The thing is, we've seen this before and I can't help but be skeptical. In 2010 the NHL had a tentative agreement in place to sell the team to Ice Edge Group, but the Ice Edge bid couldn't satisfy Glendale's financing conditions or come to an agreeable lease without the team playing some games outside of Phoenix. Then in 2011 the NHL had a deal to sell the team to an investment group led by Matthew Hulsizer, although this deal was again contingent on reaching an agreement on the arena lease and operating contract. Hulsizer's deal relied on $100 million in municipal bonds that through the arena operating contract and parking revenue would have essentially been a subsidy towards the purchase price of the team. As we all know, the Goldwater Institute threatened to sue, the bond market collapsed, and Hulsizer's deal collapsed.
So my question is, what's different this time? Is the Jamison group receiving financial concessions that other investors didn't receive? Do they know something nobody else knows? Is it just blind faith? Are they just so passionate about owning a hockey team that they're willing to lose millions upon millions of dollars to do it?
Dozens of smart, shrewd investors have looked at purchasing the Coyotes and no group has believed that the team would be economically viable without receiving significant concessions from the city of Glendale.
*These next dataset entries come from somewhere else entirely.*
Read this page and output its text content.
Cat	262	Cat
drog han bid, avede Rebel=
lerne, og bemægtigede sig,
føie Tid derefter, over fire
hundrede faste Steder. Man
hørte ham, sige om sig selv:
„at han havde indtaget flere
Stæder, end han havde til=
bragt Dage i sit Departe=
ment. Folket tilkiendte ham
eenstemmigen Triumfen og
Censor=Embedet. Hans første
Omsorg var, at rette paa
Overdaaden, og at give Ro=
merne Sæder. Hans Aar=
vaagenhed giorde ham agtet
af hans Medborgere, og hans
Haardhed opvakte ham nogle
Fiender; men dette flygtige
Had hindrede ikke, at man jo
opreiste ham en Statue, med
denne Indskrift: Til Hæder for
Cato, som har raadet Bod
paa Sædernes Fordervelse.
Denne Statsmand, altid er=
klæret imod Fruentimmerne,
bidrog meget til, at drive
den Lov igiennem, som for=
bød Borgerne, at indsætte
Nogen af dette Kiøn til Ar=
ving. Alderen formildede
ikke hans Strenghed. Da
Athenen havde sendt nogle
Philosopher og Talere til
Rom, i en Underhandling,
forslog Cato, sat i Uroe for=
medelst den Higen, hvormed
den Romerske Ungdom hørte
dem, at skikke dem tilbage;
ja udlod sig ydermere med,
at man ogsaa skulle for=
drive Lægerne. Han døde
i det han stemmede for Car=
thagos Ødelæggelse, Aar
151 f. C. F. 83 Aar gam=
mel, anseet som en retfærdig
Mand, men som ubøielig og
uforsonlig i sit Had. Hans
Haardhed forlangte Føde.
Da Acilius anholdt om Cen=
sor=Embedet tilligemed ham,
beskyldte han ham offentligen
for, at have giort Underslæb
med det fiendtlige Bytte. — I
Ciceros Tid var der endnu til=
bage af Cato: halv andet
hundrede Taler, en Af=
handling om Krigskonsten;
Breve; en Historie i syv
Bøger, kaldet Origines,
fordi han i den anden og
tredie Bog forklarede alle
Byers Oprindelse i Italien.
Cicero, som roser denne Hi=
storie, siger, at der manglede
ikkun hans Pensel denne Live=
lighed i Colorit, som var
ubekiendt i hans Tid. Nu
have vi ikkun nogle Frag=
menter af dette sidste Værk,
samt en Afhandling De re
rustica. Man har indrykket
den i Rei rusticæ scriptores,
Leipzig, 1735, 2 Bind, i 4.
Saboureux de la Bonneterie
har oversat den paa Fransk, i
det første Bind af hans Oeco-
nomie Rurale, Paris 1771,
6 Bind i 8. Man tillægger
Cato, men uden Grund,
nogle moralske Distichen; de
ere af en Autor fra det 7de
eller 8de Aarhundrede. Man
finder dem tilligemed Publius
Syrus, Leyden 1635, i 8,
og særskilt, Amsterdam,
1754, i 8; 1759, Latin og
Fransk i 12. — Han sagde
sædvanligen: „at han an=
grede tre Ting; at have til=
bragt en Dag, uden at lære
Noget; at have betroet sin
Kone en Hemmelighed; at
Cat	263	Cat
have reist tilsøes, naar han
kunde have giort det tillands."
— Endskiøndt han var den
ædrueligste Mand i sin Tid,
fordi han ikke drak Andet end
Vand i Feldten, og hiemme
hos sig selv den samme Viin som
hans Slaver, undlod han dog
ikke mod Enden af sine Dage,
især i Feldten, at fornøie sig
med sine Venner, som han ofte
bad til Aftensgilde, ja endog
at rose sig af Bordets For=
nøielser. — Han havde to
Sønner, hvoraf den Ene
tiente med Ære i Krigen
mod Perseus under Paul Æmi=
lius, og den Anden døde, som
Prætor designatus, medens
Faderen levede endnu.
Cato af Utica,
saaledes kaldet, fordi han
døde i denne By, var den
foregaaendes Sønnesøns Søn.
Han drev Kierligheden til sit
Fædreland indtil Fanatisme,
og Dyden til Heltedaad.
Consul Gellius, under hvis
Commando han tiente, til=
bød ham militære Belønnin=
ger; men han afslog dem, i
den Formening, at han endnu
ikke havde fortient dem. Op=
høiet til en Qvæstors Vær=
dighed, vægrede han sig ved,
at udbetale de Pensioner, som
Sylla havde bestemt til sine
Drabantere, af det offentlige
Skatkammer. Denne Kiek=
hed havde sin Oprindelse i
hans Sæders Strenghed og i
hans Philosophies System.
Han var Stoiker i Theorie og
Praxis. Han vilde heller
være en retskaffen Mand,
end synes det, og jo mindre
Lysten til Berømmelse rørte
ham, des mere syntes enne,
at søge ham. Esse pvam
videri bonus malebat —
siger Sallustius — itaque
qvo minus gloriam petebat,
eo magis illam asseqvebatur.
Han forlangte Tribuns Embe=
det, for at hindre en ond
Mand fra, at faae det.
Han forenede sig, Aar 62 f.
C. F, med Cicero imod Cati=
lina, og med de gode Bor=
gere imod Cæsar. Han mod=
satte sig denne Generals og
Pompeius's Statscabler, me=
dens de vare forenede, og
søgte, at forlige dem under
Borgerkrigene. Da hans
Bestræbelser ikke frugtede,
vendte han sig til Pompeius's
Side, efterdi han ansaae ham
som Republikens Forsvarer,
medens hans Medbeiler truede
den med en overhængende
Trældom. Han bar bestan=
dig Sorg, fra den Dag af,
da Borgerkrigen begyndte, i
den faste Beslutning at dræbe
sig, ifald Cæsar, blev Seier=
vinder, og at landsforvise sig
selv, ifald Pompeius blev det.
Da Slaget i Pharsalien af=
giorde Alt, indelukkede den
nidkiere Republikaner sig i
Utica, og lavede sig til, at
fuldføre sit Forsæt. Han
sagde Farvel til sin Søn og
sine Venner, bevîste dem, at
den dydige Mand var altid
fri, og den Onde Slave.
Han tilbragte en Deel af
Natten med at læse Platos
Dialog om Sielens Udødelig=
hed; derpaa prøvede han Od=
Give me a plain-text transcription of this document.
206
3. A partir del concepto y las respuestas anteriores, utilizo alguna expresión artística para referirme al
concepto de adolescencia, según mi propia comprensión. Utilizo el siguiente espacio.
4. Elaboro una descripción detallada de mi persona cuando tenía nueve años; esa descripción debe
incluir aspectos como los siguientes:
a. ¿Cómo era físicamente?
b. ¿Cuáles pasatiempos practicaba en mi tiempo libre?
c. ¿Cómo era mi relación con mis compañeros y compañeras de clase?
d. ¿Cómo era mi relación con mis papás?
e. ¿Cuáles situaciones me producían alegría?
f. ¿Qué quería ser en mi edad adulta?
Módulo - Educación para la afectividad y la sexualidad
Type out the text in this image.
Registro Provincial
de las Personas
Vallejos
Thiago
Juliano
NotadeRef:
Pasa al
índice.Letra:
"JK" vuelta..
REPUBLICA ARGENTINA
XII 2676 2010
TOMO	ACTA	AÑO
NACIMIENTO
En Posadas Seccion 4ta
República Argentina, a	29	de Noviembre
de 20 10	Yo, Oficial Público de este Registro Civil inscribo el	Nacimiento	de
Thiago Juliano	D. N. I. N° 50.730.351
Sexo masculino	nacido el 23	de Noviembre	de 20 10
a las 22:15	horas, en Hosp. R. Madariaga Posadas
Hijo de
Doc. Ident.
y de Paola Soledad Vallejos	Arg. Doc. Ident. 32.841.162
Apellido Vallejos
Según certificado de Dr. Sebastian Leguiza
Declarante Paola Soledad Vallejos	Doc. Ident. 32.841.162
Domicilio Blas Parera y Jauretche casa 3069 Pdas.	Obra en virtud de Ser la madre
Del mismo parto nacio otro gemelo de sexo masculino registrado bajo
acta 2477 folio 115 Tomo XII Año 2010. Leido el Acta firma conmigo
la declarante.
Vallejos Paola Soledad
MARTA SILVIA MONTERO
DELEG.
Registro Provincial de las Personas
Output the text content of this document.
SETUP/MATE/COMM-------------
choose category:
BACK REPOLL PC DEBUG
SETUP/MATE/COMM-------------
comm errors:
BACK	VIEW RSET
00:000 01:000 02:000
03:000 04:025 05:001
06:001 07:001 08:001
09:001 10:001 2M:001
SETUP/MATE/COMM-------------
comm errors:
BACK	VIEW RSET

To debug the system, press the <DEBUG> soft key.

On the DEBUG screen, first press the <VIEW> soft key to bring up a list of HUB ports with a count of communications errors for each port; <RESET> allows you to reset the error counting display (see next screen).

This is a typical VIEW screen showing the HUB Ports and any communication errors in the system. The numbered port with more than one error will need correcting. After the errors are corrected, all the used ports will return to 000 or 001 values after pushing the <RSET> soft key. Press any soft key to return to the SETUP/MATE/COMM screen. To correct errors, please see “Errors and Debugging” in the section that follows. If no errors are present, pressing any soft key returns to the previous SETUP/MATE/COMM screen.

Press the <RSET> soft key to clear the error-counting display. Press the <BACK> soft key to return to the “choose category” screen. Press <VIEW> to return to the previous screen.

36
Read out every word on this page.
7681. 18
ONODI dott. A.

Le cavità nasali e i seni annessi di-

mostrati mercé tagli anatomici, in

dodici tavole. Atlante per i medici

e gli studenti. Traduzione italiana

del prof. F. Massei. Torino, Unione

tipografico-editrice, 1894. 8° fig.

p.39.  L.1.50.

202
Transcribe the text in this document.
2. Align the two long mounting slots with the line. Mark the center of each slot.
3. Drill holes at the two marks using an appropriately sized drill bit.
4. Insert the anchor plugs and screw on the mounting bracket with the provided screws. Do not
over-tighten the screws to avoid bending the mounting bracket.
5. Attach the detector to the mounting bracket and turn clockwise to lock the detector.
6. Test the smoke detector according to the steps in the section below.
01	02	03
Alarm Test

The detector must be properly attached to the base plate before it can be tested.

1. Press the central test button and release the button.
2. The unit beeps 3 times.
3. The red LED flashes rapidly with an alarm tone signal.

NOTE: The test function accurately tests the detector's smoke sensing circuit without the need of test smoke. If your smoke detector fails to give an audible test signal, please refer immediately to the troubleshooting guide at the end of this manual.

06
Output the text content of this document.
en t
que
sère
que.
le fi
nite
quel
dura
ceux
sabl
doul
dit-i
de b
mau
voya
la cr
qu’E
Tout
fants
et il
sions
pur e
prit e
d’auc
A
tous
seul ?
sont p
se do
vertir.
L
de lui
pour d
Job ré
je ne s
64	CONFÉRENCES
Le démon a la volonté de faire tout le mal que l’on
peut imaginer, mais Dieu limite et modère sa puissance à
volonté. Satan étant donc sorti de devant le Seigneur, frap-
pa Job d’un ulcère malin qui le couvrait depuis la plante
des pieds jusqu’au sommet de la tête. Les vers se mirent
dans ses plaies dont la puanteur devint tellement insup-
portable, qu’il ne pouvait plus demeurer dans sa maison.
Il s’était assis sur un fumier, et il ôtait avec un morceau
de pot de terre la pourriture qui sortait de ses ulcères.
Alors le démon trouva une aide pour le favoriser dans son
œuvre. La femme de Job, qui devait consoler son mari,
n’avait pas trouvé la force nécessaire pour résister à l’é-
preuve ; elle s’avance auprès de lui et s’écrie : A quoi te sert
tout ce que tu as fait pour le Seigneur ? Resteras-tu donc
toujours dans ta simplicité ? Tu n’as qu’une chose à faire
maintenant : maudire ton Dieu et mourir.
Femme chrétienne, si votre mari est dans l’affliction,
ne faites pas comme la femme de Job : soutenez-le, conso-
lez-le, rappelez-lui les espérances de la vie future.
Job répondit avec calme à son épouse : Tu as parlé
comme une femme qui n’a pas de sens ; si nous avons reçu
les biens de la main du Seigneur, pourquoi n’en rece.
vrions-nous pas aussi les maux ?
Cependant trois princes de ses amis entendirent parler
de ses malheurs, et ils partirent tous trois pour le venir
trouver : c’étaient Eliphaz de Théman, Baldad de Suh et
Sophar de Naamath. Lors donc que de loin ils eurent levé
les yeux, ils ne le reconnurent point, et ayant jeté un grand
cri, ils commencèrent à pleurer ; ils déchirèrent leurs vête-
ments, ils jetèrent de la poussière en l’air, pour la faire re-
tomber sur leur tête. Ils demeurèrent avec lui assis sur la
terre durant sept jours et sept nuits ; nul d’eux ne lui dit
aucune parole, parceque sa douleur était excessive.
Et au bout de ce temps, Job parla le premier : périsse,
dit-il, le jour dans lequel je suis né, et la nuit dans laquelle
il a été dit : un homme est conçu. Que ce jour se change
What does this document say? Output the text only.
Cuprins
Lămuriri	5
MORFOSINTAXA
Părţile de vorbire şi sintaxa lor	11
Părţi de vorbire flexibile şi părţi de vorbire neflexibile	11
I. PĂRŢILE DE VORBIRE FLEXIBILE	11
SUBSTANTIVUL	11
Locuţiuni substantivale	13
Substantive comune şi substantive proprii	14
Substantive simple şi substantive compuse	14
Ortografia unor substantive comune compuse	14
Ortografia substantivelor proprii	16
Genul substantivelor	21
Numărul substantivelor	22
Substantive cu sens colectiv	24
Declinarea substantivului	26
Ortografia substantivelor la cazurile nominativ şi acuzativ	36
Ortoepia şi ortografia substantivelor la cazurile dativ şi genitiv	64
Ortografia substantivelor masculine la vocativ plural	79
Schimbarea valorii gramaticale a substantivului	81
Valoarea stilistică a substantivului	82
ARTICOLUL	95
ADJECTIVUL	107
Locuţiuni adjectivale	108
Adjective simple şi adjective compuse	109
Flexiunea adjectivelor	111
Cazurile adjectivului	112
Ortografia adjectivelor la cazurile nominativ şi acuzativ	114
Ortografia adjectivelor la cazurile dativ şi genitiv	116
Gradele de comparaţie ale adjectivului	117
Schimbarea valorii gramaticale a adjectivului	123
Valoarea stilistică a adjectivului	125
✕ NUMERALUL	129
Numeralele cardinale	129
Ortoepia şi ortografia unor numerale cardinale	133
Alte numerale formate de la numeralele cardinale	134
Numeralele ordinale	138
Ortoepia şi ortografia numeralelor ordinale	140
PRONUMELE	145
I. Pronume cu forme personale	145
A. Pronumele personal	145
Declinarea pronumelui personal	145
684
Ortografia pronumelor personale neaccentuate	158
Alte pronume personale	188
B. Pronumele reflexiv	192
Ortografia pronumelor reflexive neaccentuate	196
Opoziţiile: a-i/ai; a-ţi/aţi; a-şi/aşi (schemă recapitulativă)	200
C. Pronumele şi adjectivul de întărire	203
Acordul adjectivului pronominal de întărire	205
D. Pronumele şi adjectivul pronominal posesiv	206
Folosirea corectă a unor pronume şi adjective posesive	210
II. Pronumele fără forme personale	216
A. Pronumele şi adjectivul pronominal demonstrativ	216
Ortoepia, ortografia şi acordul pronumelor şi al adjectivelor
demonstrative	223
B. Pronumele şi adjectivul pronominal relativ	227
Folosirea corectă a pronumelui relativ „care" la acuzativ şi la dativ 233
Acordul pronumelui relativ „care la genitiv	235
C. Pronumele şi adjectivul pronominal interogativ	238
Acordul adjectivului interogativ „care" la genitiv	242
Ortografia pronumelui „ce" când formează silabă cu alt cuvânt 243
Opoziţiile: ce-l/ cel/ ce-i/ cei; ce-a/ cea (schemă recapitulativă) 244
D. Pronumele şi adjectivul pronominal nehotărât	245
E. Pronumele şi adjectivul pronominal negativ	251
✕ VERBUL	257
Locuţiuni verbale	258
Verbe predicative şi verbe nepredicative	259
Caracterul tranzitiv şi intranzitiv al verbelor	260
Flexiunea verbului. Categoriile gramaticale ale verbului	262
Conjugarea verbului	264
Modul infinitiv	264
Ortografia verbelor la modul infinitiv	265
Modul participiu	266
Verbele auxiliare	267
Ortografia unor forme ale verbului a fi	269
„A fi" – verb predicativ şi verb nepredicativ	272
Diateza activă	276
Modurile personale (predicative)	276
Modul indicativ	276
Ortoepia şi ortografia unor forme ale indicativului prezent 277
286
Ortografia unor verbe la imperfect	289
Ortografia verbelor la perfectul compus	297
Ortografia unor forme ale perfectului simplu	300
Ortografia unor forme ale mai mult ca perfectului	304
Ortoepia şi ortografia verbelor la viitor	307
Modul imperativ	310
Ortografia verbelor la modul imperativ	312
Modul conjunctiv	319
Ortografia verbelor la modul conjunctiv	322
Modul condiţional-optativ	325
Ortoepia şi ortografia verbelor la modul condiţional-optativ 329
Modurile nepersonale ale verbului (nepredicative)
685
Jim Ballsillie had so little confidence that he wanted to move the team immediately. Jerry Reinsdorf required the city to cover a large portion of his losses and had an out clause after 5 years. Matthew Hulsizer had the municipal bonds. Ice Edge wanted to play some games in Saskatoon. These are smart investors who didn't think a deal made sense financially. Presumably, dozens of other potential investors also didn't have enough confidence in the financial numbers to even submit a bid.
Am I hopeful this works out? I am. But I'm also incredibly skeptical. Very little has been released about the structure of the deal, and I'd be shocked if it didn't include some heavy "not a subsidy" subsidies. After 15 years and not a single profitable season, I just can't picture a scenario in which the Coyotes are a viable business without some serious financial concessions or subsidies.